According to Forbes, the beauty industry is experiencing an attention recession where paid creator collaborations increased 41% since last year while engagement actually fell 20%. Traackr analyzed millions of posts from 256 beauty companies between 2023 and 2025 across TikTok, YouTube, and Instagram in the U.S., U.K., and France. The data shows indie brands like Rhode, Rare Beauty, Huda Beauty, e.l.f., and Merit are increasing their influence share at 14 times the rate of global portfolio companies including Estée Lauder, L’Oréal, and Coty. Rhode specifically expanded from 2,000 to 8,000 active creator partners, dropping reliance on Hailey Bieber from 73% to just 14% of visibility. Nearly half of creators who work with independents return for repeat collaborations compared to only 38% for large portfolios.
The relationship economy beats the campaign economy
Here’s the thing that jumped out at me: indie brands aren’t winning because they’re spending more money. They’re winning because they’re building actual relationships. Huda Beauty gets 85% of its attention from repeat creators – that’s insane when you think about how most big brands operate. They’re basically treating creators like temporary contractors rather than long-term partners.
And that’s the fundamental shift. Big beauty companies are still running creator campaigns like they’re buying ad space. They boost posts automatically, they chase volume, they treat creators as disposable. Meanwhile, brands like Rhode and Huda are building networks where creators actually want to stick around. It’s the difference between having a one-night stand and building a marriage. One gives you temporary attention, the other builds lasting influence.
The power of waiting before boosting
This was probably the smartest insight in the whole analysis. Indie brands boost about 10% of creator posts compared to nearly 15% for portfolio brands. But here’s why that matters: they wait to see what performs organically first. They let the audience decide what’s worth amplifying rather than some media plan created months in advance.
Think about how backward most big company marketing works. They plan campaigns, they set budgets, they force content to perform. Indie brands are basically saying “let’s see what people actually like, then we’ll put money behind it.” It’s so simple, yet so revolutionary for an industry obsessed with planning and prediction. Gisou proves this works – their boosted posts deliver engagement 2.5 times higher than portfolio brands because they’re amplifying what’s already working.
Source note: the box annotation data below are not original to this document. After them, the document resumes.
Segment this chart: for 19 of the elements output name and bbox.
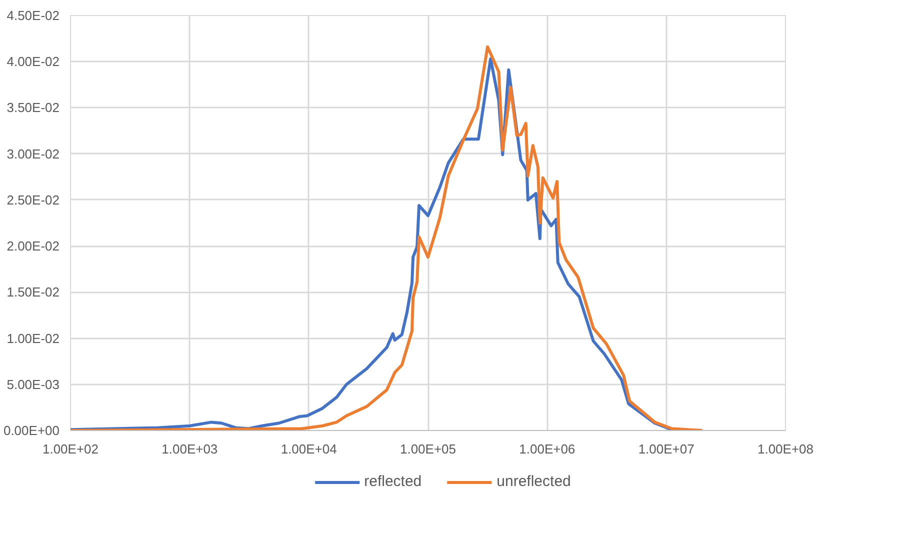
- x-tick-label: 1.00E+07: [638, 442, 694, 456]
- y-tick-label: 1.50E-02: [6, 284, 60, 300]
- x-tick-label: 1.00E+06: [519, 442, 576, 456]
- y-tick-label: 2.50E-02: [6, 192, 60, 208]
- y-tick-label: 3.50E-02: [6, 100, 60, 116]
- y-tick-label: 0.00E+00: [3, 423, 60, 438]
- x-tick-label: 1.00E+05: [400, 442, 456, 456]
- x-tick-label: 1.00E+08: [757, 442, 814, 456]
- y-tick-label: 3.00E-02: [6, 146, 60, 162]
- y-tick-label: 4.00E-02: [6, 54, 60, 70]
- y-tick-label: 5.00E-03: [6, 376, 60, 392]
- x-tick-label: 1.00E+02: [42, 442, 99, 456]
- legend-label: reflected: [364, 473, 422, 490]
- y-tick-label: 4.50E-02: [6, 8, 60, 23]
- y-tick-label: 1.00E-02: [6, 330, 60, 346]
- legend-label: unreflected: [496, 473, 571, 490]
- y-tick-label: 2.00E-02: [6, 238, 60, 254]
- x-tick-label: 1.00E+03: [162, 442, 218, 456]
- x-tick-label: 1.00E+04: [280, 442, 337, 456]
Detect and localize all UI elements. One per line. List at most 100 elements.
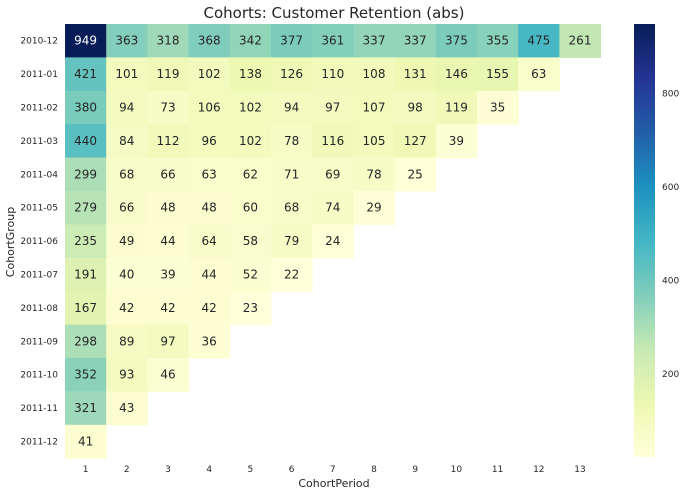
cell-value-label: 74 bbox=[325, 201, 340, 215]
x-tick-label: 7 bbox=[330, 465, 336, 475]
heatmap-cell bbox=[147, 124, 190, 159]
cell-value-label: 62 bbox=[243, 167, 258, 181]
y-tick-label: 2011-06 bbox=[20, 237, 58, 247]
heatmap-cell bbox=[147, 57, 190, 92]
cell-value-label: 22 bbox=[284, 268, 299, 282]
x-tick-label: 13 bbox=[574, 465, 585, 475]
heatmap-cell bbox=[271, 90, 313, 125]
x-tick-labels: 1 2 3 4 5 6 7 8 9 10 11 12 13 bbox=[83, 465, 586, 475]
cell-value-label: 191 bbox=[74, 268, 97, 282]
heatmap-cell bbox=[518, 57, 560, 92]
cell-value-label: 102 bbox=[239, 101, 262, 115]
cell-value-label: 421 bbox=[74, 67, 97, 81]
cell-value-label: 68 bbox=[119, 167, 134, 181]
heatmap-cell bbox=[312, 124, 354, 159]
y-tick-label: 2011-04 bbox=[20, 170, 58, 180]
x-tick-label: 8 bbox=[371, 465, 377, 475]
cell-value-label: 98 bbox=[408, 101, 423, 115]
cell-value-label: 352 bbox=[74, 368, 97, 382]
cell-value-label: 41 bbox=[78, 435, 93, 449]
heatmap-cell bbox=[106, 24, 148, 58]
heatmap-cell bbox=[106, 358, 148, 392]
heatmap-cell bbox=[271, 224, 313, 259]
cell-value-label: 25 bbox=[408, 167, 423, 181]
cell-value-label: 48 bbox=[202, 201, 217, 215]
y-tick-label: 2011-11 bbox=[20, 404, 58, 414]
heatmap-cell bbox=[147, 358, 190, 392]
cell-value-label: 60 bbox=[243, 201, 258, 215]
cell-value-label: 69 bbox=[325, 167, 340, 181]
x-tick-label: 3 bbox=[165, 465, 171, 475]
heatmap-cell bbox=[188, 257, 231, 292]
cell-value-label: 112 bbox=[157, 134, 180, 148]
cell-value-label: 94 bbox=[284, 101, 299, 115]
cell-value-label: 337 bbox=[363, 34, 386, 48]
heatmap-cell bbox=[435, 57, 478, 92]
x-tick-label: 9 bbox=[412, 465, 418, 475]
cell-value-label: 380 bbox=[74, 101, 97, 115]
cell-value-label: 71 bbox=[284, 167, 299, 181]
y-tick-label: 2011-10 bbox=[20, 371, 58, 381]
cell-value-label: 97 bbox=[160, 334, 175, 348]
heatmap-cell bbox=[106, 57, 148, 92]
heatmap-cell bbox=[353, 24, 396, 58]
y-tick-label: 2011-01 bbox=[20, 70, 58, 80]
heatmap-cells: 949 363 318 368 342 377 361 337 337 375 355 475 2614… bbox=[65, 24, 602, 459]
heatmap-cell bbox=[353, 90, 396, 125]
cell-value-label: 116 bbox=[321, 134, 344, 148]
heatmap-cell bbox=[271, 24, 313, 58]
heatmap-cell bbox=[229, 224, 272, 259]
heatmap-cell bbox=[271, 257, 313, 292]
cell-value-label: 94 bbox=[119, 101, 134, 115]
heatmap-cell bbox=[65, 224, 107, 259]
cell-value-label: 298 bbox=[74, 334, 97, 348]
heatmap-cell bbox=[229, 124, 272, 159]
cell-value-label: 167 bbox=[74, 301, 97, 315]
x-tick-label: 11 bbox=[492, 465, 503, 475]
cell-value-label: 42 bbox=[119, 301, 134, 315]
heatmap-cell bbox=[353, 157, 396, 192]
x-tick-label: 4 bbox=[206, 465, 212, 475]
cell-value-label: 78 bbox=[284, 134, 299, 148]
heatmap-cell bbox=[147, 291, 190, 326]
heatmap-cell bbox=[229, 191, 272, 225]
heatmap-cell bbox=[353, 124, 396, 159]
heatmap-cell bbox=[394, 157, 437, 192]
colorbar-tick-label: 600 bbox=[662, 183, 679, 193]
heatmap-cell bbox=[65, 257, 107, 292]
y-tick-label: 2011-05 bbox=[20, 204, 58, 214]
heatmap-cell bbox=[106, 191, 148, 225]
colorbar-tick-label: 800 bbox=[662, 90, 679, 100]
cell-value-label: 949 bbox=[74, 34, 97, 48]
cell-value-label: 440 bbox=[74, 134, 97, 148]
heatmap-cell bbox=[394, 57, 437, 92]
cell-value-label: 35 bbox=[490, 101, 505, 115]
cell-value-label: 39 bbox=[160, 268, 175, 282]
heatmap-cell bbox=[229, 291, 272, 326]
heatmap-cell bbox=[65, 391, 107, 426]
cell-value-label: 342 bbox=[239, 34, 262, 48]
heatmap-cell bbox=[394, 90, 437, 125]
heatmap-cell bbox=[106, 124, 148, 159]
cell-value-label: 44 bbox=[160, 234, 175, 248]
heatmap-cell bbox=[147, 24, 190, 58]
heatmap-cell bbox=[271, 57, 313, 92]
cell-value-label: 375 bbox=[445, 34, 468, 48]
cell-value-label: 42 bbox=[202, 301, 217, 315]
heatmap-cell bbox=[229, 57, 272, 92]
cell-value-label: 43 bbox=[119, 401, 134, 415]
cell-value-label: 84 bbox=[119, 134, 134, 148]
cell-value-label: 131 bbox=[404, 67, 427, 81]
heatmap-cell bbox=[435, 124, 478, 159]
heatmap-cell bbox=[147, 224, 190, 259]
heatmap-cell bbox=[271, 191, 313, 225]
cell-value-label: 105 bbox=[363, 134, 386, 148]
cell-value-label: 66 bbox=[119, 201, 134, 215]
heatmap-cell bbox=[188, 90, 231, 125]
colorbar-ticks: 200 400 600 800 bbox=[662, 90, 679, 380]
heatmap-cell bbox=[147, 257, 190, 292]
heatmap-cell bbox=[312, 57, 354, 92]
cell-value-label: 93 bbox=[119, 368, 134, 382]
heatmap-cell bbox=[106, 90, 148, 125]
heatmap-cell bbox=[559, 24, 602, 58]
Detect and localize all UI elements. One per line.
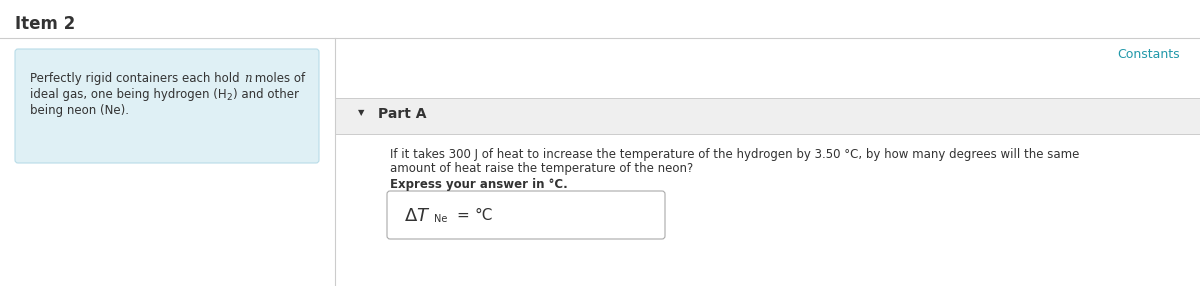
Text: If it takes 300 J of heat to increase the temperature of the hydrogen by 3.50 °C: If it takes 300 J of heat to increase th… xyxy=(390,148,1079,161)
Text: Ne: Ne xyxy=(434,214,448,224)
Text: Constants: Constants xyxy=(1117,48,1180,61)
Text: ▼: ▼ xyxy=(358,108,365,117)
Text: n: n xyxy=(244,72,252,85)
Text: 2: 2 xyxy=(226,93,232,102)
Text: Item 2: Item 2 xyxy=(14,15,76,33)
Text: °C: °C xyxy=(474,208,492,223)
Text: Perfectly rigid containers each hold: Perfectly rigid containers each hold xyxy=(30,72,244,85)
Text: $\Delta T$: $\Delta T$ xyxy=(404,207,431,225)
FancyBboxPatch shape xyxy=(386,191,665,239)
Text: Express your answer in °C.: Express your answer in °C. xyxy=(390,178,568,191)
Text: moles of: moles of xyxy=(251,72,305,85)
Text: =: = xyxy=(456,208,469,223)
FancyBboxPatch shape xyxy=(335,98,1200,134)
FancyBboxPatch shape xyxy=(14,49,319,163)
Text: ideal gas, one being hydrogen (H: ideal gas, one being hydrogen (H xyxy=(30,88,227,101)
Text: being neon (Ne).: being neon (Ne). xyxy=(30,104,130,117)
Text: amount of heat raise the temperature of the neon?: amount of heat raise the temperature of … xyxy=(390,162,694,175)
Text: Part A: Part A xyxy=(378,107,426,121)
Text: ) and other: ) and other xyxy=(233,88,299,101)
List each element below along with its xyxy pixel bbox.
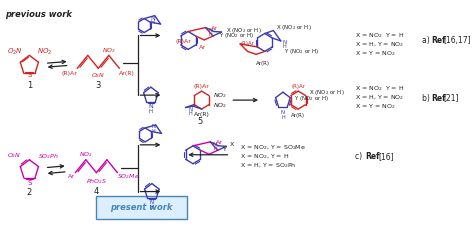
Text: H: H bbox=[149, 109, 153, 113]
Text: $NO_2$: $NO_2$ bbox=[102, 46, 116, 55]
Bar bbox=[96, 196, 187, 219]
Text: 1: 1 bbox=[27, 81, 32, 90]
Text: H: H bbox=[281, 114, 285, 120]
Text: (R)Ar: (R)Ar bbox=[175, 40, 191, 44]
Text: X = NO$_2$  Y = H: X = NO$_2$ Y = H bbox=[355, 31, 404, 40]
Text: N: N bbox=[148, 104, 153, 109]
Text: $NO_2$: $NO_2$ bbox=[213, 91, 227, 100]
Text: c): c) bbox=[355, 152, 364, 161]
Text: $O_2N$: $O_2N$ bbox=[8, 151, 22, 160]
Text: Y: Y bbox=[223, 147, 227, 152]
Text: (R)Ar: (R)Ar bbox=[194, 84, 210, 89]
Text: $NO_2$: $NO_2$ bbox=[79, 150, 93, 159]
Text: $NO_2$: $NO_2$ bbox=[37, 47, 53, 58]
Text: Ar(R): Ar(R) bbox=[194, 112, 210, 117]
Text: N: N bbox=[281, 110, 285, 114]
Text: [16,17]: [16,17] bbox=[444, 36, 471, 45]
Text: X = NO$_2$  Y = H: X = NO$_2$ Y = H bbox=[355, 84, 404, 93]
Text: 3: 3 bbox=[96, 81, 101, 90]
Text: X (NO$_2$ or H): X (NO$_2$ or H) bbox=[226, 26, 262, 35]
Text: H: H bbox=[283, 44, 286, 49]
Text: Ref: Ref bbox=[365, 152, 380, 161]
Text: (R)Ar: (R)Ar bbox=[61, 71, 77, 76]
Text: $NO_2$: $NO_2$ bbox=[213, 101, 227, 110]
Text: X = Y = NO$_2$: X = Y = NO$_2$ bbox=[355, 102, 395, 110]
Text: Ar: Ar bbox=[68, 174, 75, 179]
Text: Y (NO$_2$ or H): Y (NO$_2$ or H) bbox=[284, 48, 319, 56]
Text: H: H bbox=[188, 110, 192, 116]
Text: $PhO_2S$: $PhO_2S$ bbox=[86, 177, 107, 186]
Text: S: S bbox=[27, 180, 32, 186]
Text: Ar(R): Ar(R) bbox=[119, 71, 135, 76]
Text: X (NO$_2$ or H): X (NO$_2$ or H) bbox=[309, 88, 344, 97]
Text: Ar: Ar bbox=[211, 26, 218, 30]
Text: X = Y = NO$_2$: X = Y = NO$_2$ bbox=[355, 49, 395, 58]
Text: N: N bbox=[208, 28, 212, 33]
Text: S: S bbox=[27, 72, 32, 78]
Text: H: H bbox=[151, 20, 155, 25]
Text: X = H, Y = NO$_2$: X = H, Y = NO$_2$ bbox=[355, 93, 404, 102]
Text: present work: present work bbox=[110, 203, 173, 212]
Text: H: H bbox=[209, 32, 212, 37]
Text: [21]: [21] bbox=[444, 94, 459, 103]
Text: H: H bbox=[150, 205, 154, 210]
Text: Ar(R): Ar(R) bbox=[291, 113, 305, 117]
Text: 4: 4 bbox=[94, 187, 99, 196]
Text: X = H, Y = SO$_2$Ph: X = H, Y = SO$_2$Ph bbox=[240, 161, 296, 170]
Text: N: N bbox=[152, 124, 156, 129]
Text: N: N bbox=[188, 106, 192, 112]
Text: 5: 5 bbox=[197, 117, 202, 126]
Text: N: N bbox=[150, 200, 154, 205]
Text: Ar(R): Ar(R) bbox=[256, 61, 270, 66]
Text: H: H bbox=[152, 129, 155, 134]
Text: b): b) bbox=[422, 94, 432, 103]
Text: $O_2N$: $O_2N$ bbox=[91, 71, 106, 80]
Text: (R)Ar: (R)Ar bbox=[291, 84, 305, 89]
Text: X = H, Y = NO$_2$: X = H, Y = NO$_2$ bbox=[355, 40, 404, 49]
Text: Ref: Ref bbox=[431, 94, 446, 103]
Text: X: X bbox=[230, 142, 234, 147]
Text: X = NO$_2$, Y = H: X = NO$_2$, Y = H bbox=[240, 152, 289, 161]
Text: N: N bbox=[283, 40, 287, 45]
Text: a): a) bbox=[422, 36, 432, 45]
Text: Y (NO$_2$ or H): Y (NO$_2$ or H) bbox=[219, 31, 254, 40]
Text: Ref: Ref bbox=[431, 36, 446, 45]
Text: (R)Ar: (R)Ar bbox=[240, 41, 255, 46]
Text: $O_2N$: $O_2N$ bbox=[7, 47, 23, 58]
Text: X = NO$_2$, Y = SO$_2$Me: X = NO$_2$, Y = SO$_2$Me bbox=[240, 143, 306, 152]
Text: X (NO$_2$ or H): X (NO$_2$ or H) bbox=[276, 23, 312, 32]
Text: H: H bbox=[213, 146, 217, 151]
Text: $SO_2Ph$: $SO_2Ph$ bbox=[38, 152, 59, 161]
Text: $SO_2Me$: $SO_2Me$ bbox=[118, 172, 140, 181]
Text: [16]: [16] bbox=[379, 152, 394, 161]
Text: Y (NO$_2$ or H): Y (NO$_2$ or H) bbox=[294, 94, 329, 103]
Text: Ar: Ar bbox=[216, 140, 223, 145]
Text: 2: 2 bbox=[27, 188, 32, 197]
Text: N: N bbox=[150, 16, 155, 21]
Text: previous work: previous work bbox=[6, 10, 73, 19]
Text: N: N bbox=[213, 142, 217, 147]
Text: Ar: Ar bbox=[199, 45, 206, 50]
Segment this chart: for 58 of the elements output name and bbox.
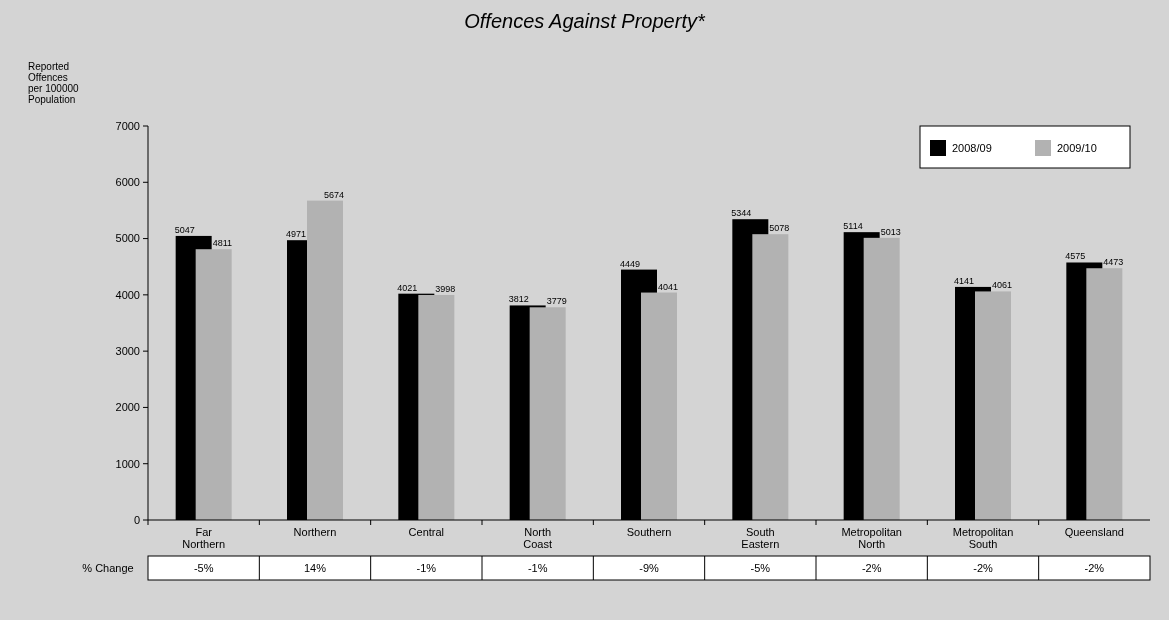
data-label: 4575 xyxy=(1065,251,1086,262)
text: -1% xyxy=(527,561,548,574)
data-label: 4061 xyxy=(992,280,1013,291)
data-label: 5047 xyxy=(174,224,195,235)
data-label: 4021 xyxy=(397,282,418,293)
data-label: 4041 xyxy=(658,281,679,292)
bar xyxy=(307,200,343,520)
data-label: 3812 xyxy=(508,294,529,305)
x-tick-label: Far Northern xyxy=(182,526,226,550)
y-tick-label: 3000 xyxy=(115,344,140,357)
y-tick-label: 7000 xyxy=(115,119,140,132)
x-tick-label: Central xyxy=(408,526,445,538)
y-tick-label: 0 xyxy=(133,513,140,526)
y-tick-label: 5000 xyxy=(115,232,140,245)
x-tick-label: Queensland xyxy=(1064,526,1124,538)
bar xyxy=(975,291,1011,520)
bar xyxy=(418,294,455,520)
data-label: 3998 xyxy=(435,283,456,294)
data-label: 3779 xyxy=(546,296,567,307)
y-tick-label: 4000 xyxy=(115,288,140,301)
data-label: 4811 xyxy=(212,238,233,249)
bar xyxy=(1086,268,1123,520)
x-tick-label: South Eastern xyxy=(741,526,780,550)
text: -9% xyxy=(639,561,659,574)
x-tick-label: Northern xyxy=(293,526,337,538)
y-tick-label: 6000 xyxy=(115,176,140,189)
data-label: 5013 xyxy=(880,226,901,237)
x-tick-label: Metropolitan North xyxy=(841,526,902,550)
bar xyxy=(863,237,900,520)
y-tick-label: 1000 xyxy=(115,457,140,470)
text: -5% xyxy=(750,561,771,574)
bar xyxy=(529,307,566,520)
text: -1% xyxy=(416,561,437,574)
legend-label: 2009/10 xyxy=(1057,141,1097,154)
data-label: 5674 xyxy=(324,189,345,200)
text: % Change xyxy=(82,561,134,574)
data-label: 5078 xyxy=(769,223,790,234)
y-axis-title: Reported Offences per 100000 Population xyxy=(28,61,80,105)
text: -5% xyxy=(193,561,214,574)
data-label: 5344 xyxy=(731,208,752,219)
bar xyxy=(641,292,677,520)
x-tick-label: Metropolitan South xyxy=(952,526,1014,550)
x-tick-label: Southern xyxy=(626,526,672,538)
text: 14% xyxy=(303,561,327,574)
data-label: 4141 xyxy=(953,275,974,286)
text: -2% xyxy=(973,561,993,574)
text: -2% xyxy=(1084,561,1105,574)
text: -2% xyxy=(861,561,882,574)
bar xyxy=(752,234,789,520)
data-label: 5114 xyxy=(843,221,863,232)
legend-label: 2008/09 xyxy=(952,141,992,154)
x-tick-label: North Coast xyxy=(523,526,553,550)
chart-title: Offences Against Property* xyxy=(464,10,706,32)
data-label: 4449 xyxy=(619,258,640,269)
data-label: 4473 xyxy=(1103,257,1124,268)
y-tick-label: 2000 xyxy=(115,401,140,414)
data-label: 4971 xyxy=(285,229,306,240)
bar xyxy=(195,249,232,520)
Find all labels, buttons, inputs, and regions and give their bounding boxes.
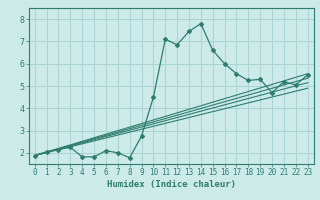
X-axis label: Humidex (Indice chaleur): Humidex (Indice chaleur) (107, 180, 236, 189)
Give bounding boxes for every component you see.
Why everyone’s sleeping on YouTube
Okay, this one surprised me. TikTok and Instagram get all the buzz, but YouTube has become beauty’s biggest growth opportunity. Independent-brand videos on YouTube average a 22% view-through rate, which is significantly higher than their big-brand competitors. Merit saw YouTube visibility increase 33% year-over-year with search-friendly, longer-form content.
And here’s the kicker: many marketing executives underestimate YouTube because they don’t use it themselves. That’s just embarrassing. They’re making multi-million dollar decisions based on their personal media habits rather than actual data. Meanwhile, YouTube content lasts for months, drives intentional viewing, and actually teaches people something. It’s the anti-TikTok – and that’s exactly why it’s working.
It’s not about creativity, it’s about infrastructure
The Traackr CEO nailed it when he said “You can’t scale what you can’t see.” Big companies have tons of creator data, but it’s scattered across PowerPoints, spreadsheets, and agency decks. They’re drowning in information but starving for insights. Traackr’s resources highlight how unified data transforms creator marketing from guesswork to strategy.
So what’s the bottom line? The old playbook of more creators, more posts, and more spend has stopped working. The brands that will own the next era of beauty marketing are the ones building infrastructure for long-term relationships rather than one-off campaigns. They’re proving success before boosting, going where attention actually lasts, and treating creators as partners rather than vendors. The rest? They’ll keep spending more to matter less.